Open NielsVandenEynde opened 1 year ago

NielsVandenEynde commented 1 year ago

This is something that changed with the latest version. Some short words such as numbers just don't have timestamps. This is annoying because I'm parsing those words into sentences myself.

MasterTemple commented 1 year ago

I have the same issue for all numeric values in a transcript. This includes punctuation that is stored with the value. Examples: 1, 2,, 3?, 4., and 2,000.

xorlof commented 1 year ago

This is covered in the readme under the Limitations heading, "Transcript words which do not contain characters in the alignment models dictionary e.g. "2014." or "£13.60" cannot be aligned and therefore are not given a timing."

7k50 commented 1 year ago

Would it be possible to include an option for giving these words some sort of timestamp, even if approximate or "neighboring"? Like the OP, I am parsing individual words into sentences, and this is aided by standardization of the format.

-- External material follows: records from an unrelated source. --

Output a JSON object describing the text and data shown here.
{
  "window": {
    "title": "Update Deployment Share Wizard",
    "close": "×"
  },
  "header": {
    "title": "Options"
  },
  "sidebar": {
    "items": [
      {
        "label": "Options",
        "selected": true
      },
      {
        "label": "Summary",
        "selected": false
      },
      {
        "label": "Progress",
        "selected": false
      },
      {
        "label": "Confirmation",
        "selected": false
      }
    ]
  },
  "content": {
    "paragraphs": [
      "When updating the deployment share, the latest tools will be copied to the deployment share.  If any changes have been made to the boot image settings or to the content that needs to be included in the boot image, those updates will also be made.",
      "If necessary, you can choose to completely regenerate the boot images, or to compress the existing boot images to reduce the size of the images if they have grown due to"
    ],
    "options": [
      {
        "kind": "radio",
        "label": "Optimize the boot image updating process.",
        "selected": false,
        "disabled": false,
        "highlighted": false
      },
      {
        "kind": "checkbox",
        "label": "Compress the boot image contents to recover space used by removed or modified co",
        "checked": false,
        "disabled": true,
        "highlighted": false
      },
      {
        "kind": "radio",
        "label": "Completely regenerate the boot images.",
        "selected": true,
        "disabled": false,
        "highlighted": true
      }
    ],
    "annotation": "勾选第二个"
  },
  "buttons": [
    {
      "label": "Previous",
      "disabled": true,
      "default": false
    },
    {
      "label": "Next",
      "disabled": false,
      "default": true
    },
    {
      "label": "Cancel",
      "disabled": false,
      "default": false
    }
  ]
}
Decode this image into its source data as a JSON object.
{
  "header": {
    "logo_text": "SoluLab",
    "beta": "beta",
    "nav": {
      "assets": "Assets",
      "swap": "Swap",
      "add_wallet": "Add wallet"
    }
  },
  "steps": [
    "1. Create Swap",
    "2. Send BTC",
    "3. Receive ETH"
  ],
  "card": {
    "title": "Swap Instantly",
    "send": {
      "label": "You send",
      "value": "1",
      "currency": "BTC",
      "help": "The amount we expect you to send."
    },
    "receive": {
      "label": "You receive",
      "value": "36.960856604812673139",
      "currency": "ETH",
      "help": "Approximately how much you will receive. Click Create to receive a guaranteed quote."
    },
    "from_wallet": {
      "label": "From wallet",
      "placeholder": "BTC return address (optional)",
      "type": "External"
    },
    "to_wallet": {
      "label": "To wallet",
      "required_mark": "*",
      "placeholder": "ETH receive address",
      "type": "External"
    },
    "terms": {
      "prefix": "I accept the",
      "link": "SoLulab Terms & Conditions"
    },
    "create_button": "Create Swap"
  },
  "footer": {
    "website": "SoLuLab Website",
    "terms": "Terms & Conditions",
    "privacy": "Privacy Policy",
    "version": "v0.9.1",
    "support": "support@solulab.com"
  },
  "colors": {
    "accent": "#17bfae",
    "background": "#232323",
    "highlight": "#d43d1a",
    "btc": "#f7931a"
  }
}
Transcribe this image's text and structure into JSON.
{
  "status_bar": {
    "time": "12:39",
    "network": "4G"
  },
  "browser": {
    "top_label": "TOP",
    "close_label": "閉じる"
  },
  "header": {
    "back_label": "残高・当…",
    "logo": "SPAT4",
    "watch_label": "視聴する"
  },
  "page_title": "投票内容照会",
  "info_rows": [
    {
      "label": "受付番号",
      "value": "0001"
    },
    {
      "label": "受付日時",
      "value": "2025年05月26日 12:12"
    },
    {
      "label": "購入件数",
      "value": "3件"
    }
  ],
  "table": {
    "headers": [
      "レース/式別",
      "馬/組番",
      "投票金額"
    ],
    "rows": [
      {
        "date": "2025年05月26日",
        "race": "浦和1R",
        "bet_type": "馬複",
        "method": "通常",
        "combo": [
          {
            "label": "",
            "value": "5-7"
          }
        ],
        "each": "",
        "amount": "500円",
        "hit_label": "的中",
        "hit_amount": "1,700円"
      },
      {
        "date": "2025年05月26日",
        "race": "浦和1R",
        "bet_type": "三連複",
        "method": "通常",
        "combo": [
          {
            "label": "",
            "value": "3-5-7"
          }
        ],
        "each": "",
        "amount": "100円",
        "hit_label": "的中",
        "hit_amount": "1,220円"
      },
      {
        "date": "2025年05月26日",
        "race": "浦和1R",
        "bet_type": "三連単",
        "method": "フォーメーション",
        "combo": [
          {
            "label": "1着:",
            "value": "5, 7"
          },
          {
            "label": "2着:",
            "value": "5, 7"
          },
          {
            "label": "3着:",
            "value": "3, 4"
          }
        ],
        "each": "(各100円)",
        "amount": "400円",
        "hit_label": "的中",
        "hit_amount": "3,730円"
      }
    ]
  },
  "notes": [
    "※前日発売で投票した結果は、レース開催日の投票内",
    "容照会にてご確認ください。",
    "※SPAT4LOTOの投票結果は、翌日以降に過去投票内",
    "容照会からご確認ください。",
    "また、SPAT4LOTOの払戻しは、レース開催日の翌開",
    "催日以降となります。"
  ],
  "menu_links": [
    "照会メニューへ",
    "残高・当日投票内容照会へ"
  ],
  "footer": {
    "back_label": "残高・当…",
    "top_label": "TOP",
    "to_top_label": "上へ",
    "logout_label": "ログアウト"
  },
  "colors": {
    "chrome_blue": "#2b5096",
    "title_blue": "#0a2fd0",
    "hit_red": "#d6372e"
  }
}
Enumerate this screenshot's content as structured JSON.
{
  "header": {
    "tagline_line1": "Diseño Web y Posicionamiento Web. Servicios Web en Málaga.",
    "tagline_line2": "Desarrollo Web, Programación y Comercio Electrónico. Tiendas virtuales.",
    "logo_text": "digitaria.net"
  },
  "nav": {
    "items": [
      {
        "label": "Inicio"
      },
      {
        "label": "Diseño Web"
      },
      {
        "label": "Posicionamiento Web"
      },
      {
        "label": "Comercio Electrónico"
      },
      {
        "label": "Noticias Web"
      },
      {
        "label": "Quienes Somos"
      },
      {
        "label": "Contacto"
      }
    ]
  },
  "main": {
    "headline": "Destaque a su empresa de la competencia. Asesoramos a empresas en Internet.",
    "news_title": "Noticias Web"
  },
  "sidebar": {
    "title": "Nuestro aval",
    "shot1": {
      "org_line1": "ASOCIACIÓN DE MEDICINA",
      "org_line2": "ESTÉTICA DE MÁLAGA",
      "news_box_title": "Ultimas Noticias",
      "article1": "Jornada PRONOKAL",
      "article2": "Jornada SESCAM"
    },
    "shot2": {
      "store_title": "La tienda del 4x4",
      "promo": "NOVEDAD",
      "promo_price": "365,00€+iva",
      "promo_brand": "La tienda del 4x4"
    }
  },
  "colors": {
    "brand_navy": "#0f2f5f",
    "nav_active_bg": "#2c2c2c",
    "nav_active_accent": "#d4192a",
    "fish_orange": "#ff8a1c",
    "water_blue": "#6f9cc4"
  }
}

m-bain commented 1 year ago

I see, yes it's tricky because for some use cases non-aligned word timestamps can be interpolated from its neighbors. For other use cases, dropping them is more suitable - or merging into neighboring words. And I wanted to make some distinction between alignable words rather than make some heuristics for ones that aren't.

At the moment I left it up to the user to do the post-processing. Feel free to push some helper functions which do any of the above seems like there is a need for it

7k50 commented 9 months ago

Are there any hope of getting a solution in place that can highlight numeric words (e.g. via tags in .srt files, as is done for non-numeric words)?

I have spent a large amount of time trying to write a Python program for post-processing of .srt files as aforementioned, but the complexities involved in sentence and word management is beyond my ability, and it would probably make more sense for everyone to have WhisperX provide the ability to approximate the closest timecode for numeric words?